You're mistaking two different uses.

In case of user-seed you can provide a hash because that allows you to provide an authentication mechanism without actually knowing the raw password value. That's why and how the password hashes are implemented in modern systems in the first place. You're not authenticating _yourself_. You're providing a mechanism the user will use to authenticate in the future.

But if you were providing such hash for authentication instead of password, it would make no sense and would provide no additional security because you'd be effectively providing a plain text password. It's just that it would not be easily intelligible.

Anyway, if you need the admin user/password just for deploying apps, remember that you can always simply unpack the app into $SPLUNK_HOME/etc/apps (and fix ownership if you're doing it as root)

Skeer-Jamf
Path Finder

That makes sense.. I am fairly new to Splunk in all aspects so I guess I might have assumed installing apps was.. idk, frequent, different,.. blah IDK what' sim saying now. But.. but I had no idea about your last sentence.. so I can what.. place the .spl into $SPLUNK_HOME/etc/apps and make sure the splunk user created when starting the daemon for the first time has rights and that's it?  So the install app really just does a copy/paste? lol

0 Karma

PickleRick
SplunkTrust
SplunkTrust

Close.

The spl file you're deploying are just tgz archives with another extension.  Sometimes the app files are named this way, sometimes the name simply ends with tgz but they really work the same way.

If you're installing an app for a single splunk instance, you can upload it via web interface or deploy it with a cli command but if you're managing a more distributed environment (have forwarders managed by deployment server or search-heads with apps pushed by deployer, or indexer cluster) you unpack the file, put the resulting directory into appropriate directory (like deployment-apps on deployment server) and configure proper application distribution. You can do the same with a single file (for example, I prefer to unpack the apps on windows forwarders manually - I hate working with CLI on windows).

Just as I said - remember about fixing ownership/perimssions. If the splunk instance you're deploying the app to runs - for example - with user "splunky", you have to chown the unpacked directory to this splunky user.

Skeer-Jamf
Path Finder

Hey Pickle.. So yeah exploding the SPL into the APPs dir, like i mentioned, is just beautiful. Works like a champ! The playbook is done and done thanks to you guys. Luckily, in my situation, we'll likely only ever have the one APP to install, a single ansible service account across all of our machines and.. we run primarily a Linux shop. 

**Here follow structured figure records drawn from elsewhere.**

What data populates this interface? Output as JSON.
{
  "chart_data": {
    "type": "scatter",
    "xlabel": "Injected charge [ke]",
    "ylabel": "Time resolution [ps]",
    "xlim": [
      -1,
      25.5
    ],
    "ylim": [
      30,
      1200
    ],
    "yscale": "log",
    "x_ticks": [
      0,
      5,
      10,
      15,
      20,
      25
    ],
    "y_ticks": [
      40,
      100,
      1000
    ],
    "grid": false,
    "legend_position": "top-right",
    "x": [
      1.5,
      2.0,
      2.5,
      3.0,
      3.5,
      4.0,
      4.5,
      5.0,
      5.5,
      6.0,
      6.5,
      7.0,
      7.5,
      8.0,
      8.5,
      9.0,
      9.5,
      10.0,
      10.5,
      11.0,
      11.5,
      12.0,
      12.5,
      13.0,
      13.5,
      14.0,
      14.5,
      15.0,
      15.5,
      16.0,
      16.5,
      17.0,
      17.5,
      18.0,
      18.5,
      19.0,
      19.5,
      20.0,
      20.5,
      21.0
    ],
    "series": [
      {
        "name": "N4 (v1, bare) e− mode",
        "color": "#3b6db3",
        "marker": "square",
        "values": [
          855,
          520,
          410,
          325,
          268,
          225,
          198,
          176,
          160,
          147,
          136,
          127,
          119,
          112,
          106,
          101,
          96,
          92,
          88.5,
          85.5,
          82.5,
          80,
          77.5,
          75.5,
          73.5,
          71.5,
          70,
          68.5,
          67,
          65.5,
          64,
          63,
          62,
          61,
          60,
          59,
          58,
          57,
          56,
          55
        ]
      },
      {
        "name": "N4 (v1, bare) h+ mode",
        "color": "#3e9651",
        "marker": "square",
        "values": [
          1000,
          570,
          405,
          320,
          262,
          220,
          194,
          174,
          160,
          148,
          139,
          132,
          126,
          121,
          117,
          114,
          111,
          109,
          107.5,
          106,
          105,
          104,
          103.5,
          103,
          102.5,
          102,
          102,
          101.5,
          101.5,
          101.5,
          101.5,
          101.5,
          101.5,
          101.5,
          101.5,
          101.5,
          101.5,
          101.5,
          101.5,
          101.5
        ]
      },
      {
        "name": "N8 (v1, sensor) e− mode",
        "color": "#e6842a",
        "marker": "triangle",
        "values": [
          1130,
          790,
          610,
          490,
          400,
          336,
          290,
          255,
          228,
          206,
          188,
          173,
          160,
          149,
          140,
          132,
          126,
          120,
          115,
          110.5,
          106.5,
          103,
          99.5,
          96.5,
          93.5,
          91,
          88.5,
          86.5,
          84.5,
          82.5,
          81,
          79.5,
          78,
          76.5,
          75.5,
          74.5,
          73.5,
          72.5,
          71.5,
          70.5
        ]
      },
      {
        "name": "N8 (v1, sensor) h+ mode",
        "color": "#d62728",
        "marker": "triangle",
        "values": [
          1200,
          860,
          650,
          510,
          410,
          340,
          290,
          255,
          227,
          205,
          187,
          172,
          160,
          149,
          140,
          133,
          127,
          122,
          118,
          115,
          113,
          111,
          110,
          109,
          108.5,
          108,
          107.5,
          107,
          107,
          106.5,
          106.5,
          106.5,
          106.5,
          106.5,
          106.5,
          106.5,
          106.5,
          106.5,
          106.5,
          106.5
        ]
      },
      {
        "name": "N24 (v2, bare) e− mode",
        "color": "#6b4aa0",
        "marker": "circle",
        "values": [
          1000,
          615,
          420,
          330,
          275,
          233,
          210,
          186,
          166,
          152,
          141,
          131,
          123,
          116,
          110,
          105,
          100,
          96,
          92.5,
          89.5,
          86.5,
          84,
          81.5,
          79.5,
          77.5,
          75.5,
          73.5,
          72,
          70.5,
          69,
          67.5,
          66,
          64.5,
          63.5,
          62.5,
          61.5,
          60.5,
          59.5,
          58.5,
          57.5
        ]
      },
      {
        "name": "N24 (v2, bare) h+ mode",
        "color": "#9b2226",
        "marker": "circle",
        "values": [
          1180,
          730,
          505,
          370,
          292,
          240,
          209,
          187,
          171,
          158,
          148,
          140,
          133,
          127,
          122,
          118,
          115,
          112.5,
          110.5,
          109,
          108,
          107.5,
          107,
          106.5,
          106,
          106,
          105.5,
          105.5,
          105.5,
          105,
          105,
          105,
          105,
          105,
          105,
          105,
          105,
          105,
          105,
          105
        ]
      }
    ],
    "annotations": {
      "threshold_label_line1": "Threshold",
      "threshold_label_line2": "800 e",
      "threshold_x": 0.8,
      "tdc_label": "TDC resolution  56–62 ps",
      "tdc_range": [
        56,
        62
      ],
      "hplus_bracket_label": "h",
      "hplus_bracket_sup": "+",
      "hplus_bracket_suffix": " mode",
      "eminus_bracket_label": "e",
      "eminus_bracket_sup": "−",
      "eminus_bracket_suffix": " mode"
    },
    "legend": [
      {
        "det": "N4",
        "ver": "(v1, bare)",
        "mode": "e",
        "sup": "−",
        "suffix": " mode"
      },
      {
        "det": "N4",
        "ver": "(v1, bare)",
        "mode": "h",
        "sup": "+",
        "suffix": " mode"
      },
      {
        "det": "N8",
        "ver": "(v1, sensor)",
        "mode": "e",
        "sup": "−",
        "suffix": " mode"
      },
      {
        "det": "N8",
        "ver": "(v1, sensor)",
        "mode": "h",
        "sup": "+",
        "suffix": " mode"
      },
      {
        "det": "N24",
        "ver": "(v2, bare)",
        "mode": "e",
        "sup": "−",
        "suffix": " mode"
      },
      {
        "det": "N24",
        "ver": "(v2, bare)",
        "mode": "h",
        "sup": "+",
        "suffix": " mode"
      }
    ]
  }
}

Oh and with regards to rsyslog. I've got respect for it, but it's anything but friendly. 🙂

In either case.. much, MUCH thanks for the help!

0 Karma

PickleRick
SplunkTrust
SplunkTrust

The docs https://docs.splunk.com/Documentation/Splunk/8.2.4/Admin/GethelpwiththeCLI say username:password. Supposedly in plain text, there's not a word about providing hashed password. Which makes sense since many of the commands effectively run appropriate rest api calls.

Also remember that passing hashed password instead of plain text one wouldn't protect you from the authentication data leakage.

Anyway, of course, as with any other program which accepts user:password on cmdline, splunk might be (I haven't checked, to be honest and don't have any other instance than my home Splunk Free available for testing at the moment) susceptible to leaking authentication data provided this way by simply doing ps. I know that some programs are able to change their ps "appearance" to effectively mask the password but there's always the issue of shell history and such so it's worth exploring other forms of password input if possible.